Let’s take a look at four Presidents who would’ve rather been in the woods than the White House.
It would be an injustice on Presidents Day if we didn’t take a look at President George Washington first. Not only was he the Commanding General of the Continental Army and our first President, but Washington loved being in the great outdoors. He was known as a great farmer and horseman, but his true passions were fox hunting, fishing, and dog breeding.
Diary Entry: “On Monday, November 2nd, 1789, Having lines, we proceeded to the fishing banks a little without the harbor and fished for Cod; but it not being proper time of the tide, we only cauhgt two, with w’ch, about 1 o’clock, we returned to town.”
Theodore “Teddy” Roosevelt
Despite being a conservationist and founding member of the Boone & Crockett Club, President Roosevelt was also a passionate hunter. He viewed hunting as both a sport, and as a way to learn more about nature and the Great Outdoors. After leaving the Oval Office, President Roosevelt embarked on the Smithsonian-Roosevelt African Expedition. During this time, Roosevelt and his companions hunted, trapped and documented approximately 11,400 animals, from insects and moles to hippos and elephants. In addition to his hunting adventures, President Roosevelt penned many books and was a lifetime member of the National Rife Association.

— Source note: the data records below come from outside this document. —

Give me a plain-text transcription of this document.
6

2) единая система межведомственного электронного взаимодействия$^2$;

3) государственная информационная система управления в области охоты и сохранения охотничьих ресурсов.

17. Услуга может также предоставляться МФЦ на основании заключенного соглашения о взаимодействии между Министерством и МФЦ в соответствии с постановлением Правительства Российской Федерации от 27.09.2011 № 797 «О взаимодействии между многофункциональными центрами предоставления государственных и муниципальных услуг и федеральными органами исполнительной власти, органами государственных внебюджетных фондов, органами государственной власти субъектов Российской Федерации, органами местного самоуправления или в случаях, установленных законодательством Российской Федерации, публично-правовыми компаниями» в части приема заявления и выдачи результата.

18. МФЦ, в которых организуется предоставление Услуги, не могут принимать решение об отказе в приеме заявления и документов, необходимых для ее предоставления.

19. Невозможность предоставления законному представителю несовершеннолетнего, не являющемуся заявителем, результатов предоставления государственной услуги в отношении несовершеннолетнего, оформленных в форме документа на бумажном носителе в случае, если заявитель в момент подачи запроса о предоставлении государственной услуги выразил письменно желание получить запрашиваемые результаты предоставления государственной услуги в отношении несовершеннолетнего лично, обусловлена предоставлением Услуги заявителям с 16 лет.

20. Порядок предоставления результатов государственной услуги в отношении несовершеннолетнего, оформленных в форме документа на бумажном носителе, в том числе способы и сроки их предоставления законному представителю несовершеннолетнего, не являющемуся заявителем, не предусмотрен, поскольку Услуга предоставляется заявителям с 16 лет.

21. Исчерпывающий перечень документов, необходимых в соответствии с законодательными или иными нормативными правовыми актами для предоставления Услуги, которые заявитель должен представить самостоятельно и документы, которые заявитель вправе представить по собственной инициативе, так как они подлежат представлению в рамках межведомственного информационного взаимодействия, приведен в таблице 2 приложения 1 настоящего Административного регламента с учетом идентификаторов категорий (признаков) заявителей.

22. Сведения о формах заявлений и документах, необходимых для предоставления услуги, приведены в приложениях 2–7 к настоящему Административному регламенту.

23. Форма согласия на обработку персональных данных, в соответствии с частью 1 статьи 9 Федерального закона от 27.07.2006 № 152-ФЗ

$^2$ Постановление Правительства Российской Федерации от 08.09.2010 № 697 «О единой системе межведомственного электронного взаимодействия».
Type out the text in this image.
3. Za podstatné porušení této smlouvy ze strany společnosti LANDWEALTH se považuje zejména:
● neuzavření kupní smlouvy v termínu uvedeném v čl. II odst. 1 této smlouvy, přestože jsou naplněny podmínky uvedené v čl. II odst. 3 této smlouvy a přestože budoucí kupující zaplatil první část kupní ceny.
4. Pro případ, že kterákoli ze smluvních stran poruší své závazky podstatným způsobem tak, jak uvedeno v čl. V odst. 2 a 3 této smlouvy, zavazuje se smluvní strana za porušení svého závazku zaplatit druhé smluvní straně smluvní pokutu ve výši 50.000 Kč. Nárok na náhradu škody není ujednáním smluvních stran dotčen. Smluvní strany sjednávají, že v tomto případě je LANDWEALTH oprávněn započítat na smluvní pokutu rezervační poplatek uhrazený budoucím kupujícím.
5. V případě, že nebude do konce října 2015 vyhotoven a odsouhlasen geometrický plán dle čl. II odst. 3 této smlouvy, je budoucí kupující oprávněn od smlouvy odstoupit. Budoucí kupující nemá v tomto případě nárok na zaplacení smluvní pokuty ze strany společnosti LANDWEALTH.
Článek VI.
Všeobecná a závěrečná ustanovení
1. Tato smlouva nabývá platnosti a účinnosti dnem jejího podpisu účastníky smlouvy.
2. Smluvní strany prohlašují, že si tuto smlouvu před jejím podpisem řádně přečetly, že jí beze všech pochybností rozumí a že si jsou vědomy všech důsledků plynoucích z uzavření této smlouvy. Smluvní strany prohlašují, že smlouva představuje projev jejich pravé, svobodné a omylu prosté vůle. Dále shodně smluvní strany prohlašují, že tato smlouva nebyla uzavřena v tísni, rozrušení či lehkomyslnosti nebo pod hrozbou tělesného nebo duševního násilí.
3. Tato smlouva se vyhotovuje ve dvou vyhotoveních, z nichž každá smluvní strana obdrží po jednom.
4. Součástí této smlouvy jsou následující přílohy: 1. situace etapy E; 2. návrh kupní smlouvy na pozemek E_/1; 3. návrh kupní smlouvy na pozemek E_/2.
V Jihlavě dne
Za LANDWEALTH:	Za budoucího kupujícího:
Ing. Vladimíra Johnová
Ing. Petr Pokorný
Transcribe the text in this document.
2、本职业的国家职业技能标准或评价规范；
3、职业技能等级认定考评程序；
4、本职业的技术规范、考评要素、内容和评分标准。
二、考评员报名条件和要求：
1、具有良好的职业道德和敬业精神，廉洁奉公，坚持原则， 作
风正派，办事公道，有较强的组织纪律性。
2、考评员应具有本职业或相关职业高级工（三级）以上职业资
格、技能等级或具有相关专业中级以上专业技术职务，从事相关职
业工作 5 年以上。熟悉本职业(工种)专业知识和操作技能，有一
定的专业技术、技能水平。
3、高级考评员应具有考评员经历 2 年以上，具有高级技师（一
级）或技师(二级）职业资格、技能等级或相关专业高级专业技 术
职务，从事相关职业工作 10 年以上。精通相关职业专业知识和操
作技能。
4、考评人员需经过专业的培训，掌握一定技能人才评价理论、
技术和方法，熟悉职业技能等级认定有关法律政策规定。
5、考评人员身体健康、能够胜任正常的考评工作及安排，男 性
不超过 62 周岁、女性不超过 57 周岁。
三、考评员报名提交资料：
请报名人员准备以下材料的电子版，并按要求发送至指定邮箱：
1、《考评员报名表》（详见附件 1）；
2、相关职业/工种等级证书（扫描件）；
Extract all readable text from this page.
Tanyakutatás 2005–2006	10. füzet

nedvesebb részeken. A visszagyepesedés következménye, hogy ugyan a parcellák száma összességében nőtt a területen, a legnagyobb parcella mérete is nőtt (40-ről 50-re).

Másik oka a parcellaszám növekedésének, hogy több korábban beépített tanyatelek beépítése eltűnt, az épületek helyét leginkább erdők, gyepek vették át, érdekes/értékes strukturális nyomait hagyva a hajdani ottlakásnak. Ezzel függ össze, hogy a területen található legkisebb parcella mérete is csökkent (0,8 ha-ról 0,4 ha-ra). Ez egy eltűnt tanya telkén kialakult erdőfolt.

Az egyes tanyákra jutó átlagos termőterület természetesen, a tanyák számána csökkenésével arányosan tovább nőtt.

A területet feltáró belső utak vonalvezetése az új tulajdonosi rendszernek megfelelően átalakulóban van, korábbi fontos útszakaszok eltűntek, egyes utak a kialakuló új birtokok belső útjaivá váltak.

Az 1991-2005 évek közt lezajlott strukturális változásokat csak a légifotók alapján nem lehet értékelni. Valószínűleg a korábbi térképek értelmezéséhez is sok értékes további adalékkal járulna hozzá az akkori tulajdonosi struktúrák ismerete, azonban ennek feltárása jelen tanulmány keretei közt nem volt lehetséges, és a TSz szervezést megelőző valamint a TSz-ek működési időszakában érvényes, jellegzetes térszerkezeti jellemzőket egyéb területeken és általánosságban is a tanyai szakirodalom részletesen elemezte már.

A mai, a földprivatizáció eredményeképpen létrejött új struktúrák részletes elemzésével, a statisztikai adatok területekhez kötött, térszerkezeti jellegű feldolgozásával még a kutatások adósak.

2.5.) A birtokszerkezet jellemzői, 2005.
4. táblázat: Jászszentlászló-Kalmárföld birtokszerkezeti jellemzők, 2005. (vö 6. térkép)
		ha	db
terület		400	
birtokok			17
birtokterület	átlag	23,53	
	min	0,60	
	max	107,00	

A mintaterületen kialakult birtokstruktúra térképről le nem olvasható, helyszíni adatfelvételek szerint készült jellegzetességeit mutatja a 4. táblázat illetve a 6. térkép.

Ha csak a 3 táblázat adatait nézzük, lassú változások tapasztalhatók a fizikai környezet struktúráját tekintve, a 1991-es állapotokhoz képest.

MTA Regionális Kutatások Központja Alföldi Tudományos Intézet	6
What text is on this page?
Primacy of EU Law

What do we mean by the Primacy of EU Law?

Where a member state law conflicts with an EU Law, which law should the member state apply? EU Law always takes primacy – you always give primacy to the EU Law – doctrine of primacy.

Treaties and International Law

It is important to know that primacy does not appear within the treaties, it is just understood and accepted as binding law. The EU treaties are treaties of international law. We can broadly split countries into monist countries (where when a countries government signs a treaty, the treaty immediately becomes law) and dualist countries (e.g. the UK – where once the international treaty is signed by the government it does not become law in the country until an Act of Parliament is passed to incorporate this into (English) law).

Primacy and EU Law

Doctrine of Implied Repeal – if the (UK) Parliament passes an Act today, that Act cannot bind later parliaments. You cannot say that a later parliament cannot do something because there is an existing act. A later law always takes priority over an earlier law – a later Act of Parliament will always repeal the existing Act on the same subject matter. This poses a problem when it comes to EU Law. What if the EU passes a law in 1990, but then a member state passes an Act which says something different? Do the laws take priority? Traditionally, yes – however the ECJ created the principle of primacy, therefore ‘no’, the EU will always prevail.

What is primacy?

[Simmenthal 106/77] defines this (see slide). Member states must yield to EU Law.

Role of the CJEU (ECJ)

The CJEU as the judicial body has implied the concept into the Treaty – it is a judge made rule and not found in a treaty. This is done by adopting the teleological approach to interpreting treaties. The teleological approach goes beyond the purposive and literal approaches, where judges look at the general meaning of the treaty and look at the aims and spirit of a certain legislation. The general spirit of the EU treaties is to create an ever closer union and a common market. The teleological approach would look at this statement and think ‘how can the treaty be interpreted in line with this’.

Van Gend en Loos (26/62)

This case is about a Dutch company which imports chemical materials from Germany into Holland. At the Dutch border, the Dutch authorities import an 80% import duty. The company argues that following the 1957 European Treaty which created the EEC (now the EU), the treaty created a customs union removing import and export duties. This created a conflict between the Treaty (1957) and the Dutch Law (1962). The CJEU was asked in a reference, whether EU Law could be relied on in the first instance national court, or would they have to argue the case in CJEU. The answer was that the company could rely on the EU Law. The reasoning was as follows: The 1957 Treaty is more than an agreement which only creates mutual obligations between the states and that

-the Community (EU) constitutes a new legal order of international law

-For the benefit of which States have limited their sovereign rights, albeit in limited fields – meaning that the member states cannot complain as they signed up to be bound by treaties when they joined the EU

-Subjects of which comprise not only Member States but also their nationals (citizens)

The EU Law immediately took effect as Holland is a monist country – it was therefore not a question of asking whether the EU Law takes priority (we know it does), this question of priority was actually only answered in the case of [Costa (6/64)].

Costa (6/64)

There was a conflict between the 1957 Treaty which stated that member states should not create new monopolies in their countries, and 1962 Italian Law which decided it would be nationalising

Famous Quote: “In a civilized and cultivated country wild animals only continue to exist at all when preserved by sportsmen.The excellent people who protest against all hunting, and consider sportsmen as enemies of wild life, are ignorant of the fact that in reality the genuine sportsman is by all odds the most important factor in keeping the larger and more valuable wild creatures from total extermination.”
Known as our 34th President and one of the nation’s greatest Generals, President Eisenhower was also a passionate fisherman. As a boy in Kansas, he fished Mud Creek where he caught sunfish, bullhead, carp and drum. According to the book “Fishing with Presidents” by Bill Mares, Eisenhower continued his love of fishing during his presidency and took over 40 fishing trips during his 8-year run in office.
Famous Quote: “There are three (sports) that I like all for the same reason — golf, fishing, and shooting — because they take you into the fields. They induce you to take at any one time two to three hours, when you are thinking of the bird or ball or the wily trout. Now, to my mind, it is a very healthful, beneficial kind of thing, and I do it whenever I get a chance.”
From his childhood in Georgia to his days as President, Jimmy Carter always found time to enjoy nature and the Great Outdoors. President Carter loved everything from bird hunting to fishing. One of Carter’s most memorable fishing trips occurred when he was fishing in his hometown of Plains, Georgia. According to President Carter, a rabbit being chased by dogs “jumped in the water and swarm toward my boat. When he got almost there, I splashed some water with a paddle.” When Carter returned to his office, his staff did not believe his story. However, the fishing trip and incident was captured by a White House photographer, and was later dubbed the “killer rabbit attack” by media.
Famous Quote: “I have used weapons since I was big enough to carry one, and now own two handguns, four shotguns, and three files, two with scopes. I use them carefully, for hunting game from our family woods and fields, and occasionally for hunting with my family and friends in other places. We cherish the right to own a gun and some of my hunting companions like to collect rare weapons. One of them is a superb craftsman who makes muzzle-loading rifles, one of which I displayed for four years in my private White House office.”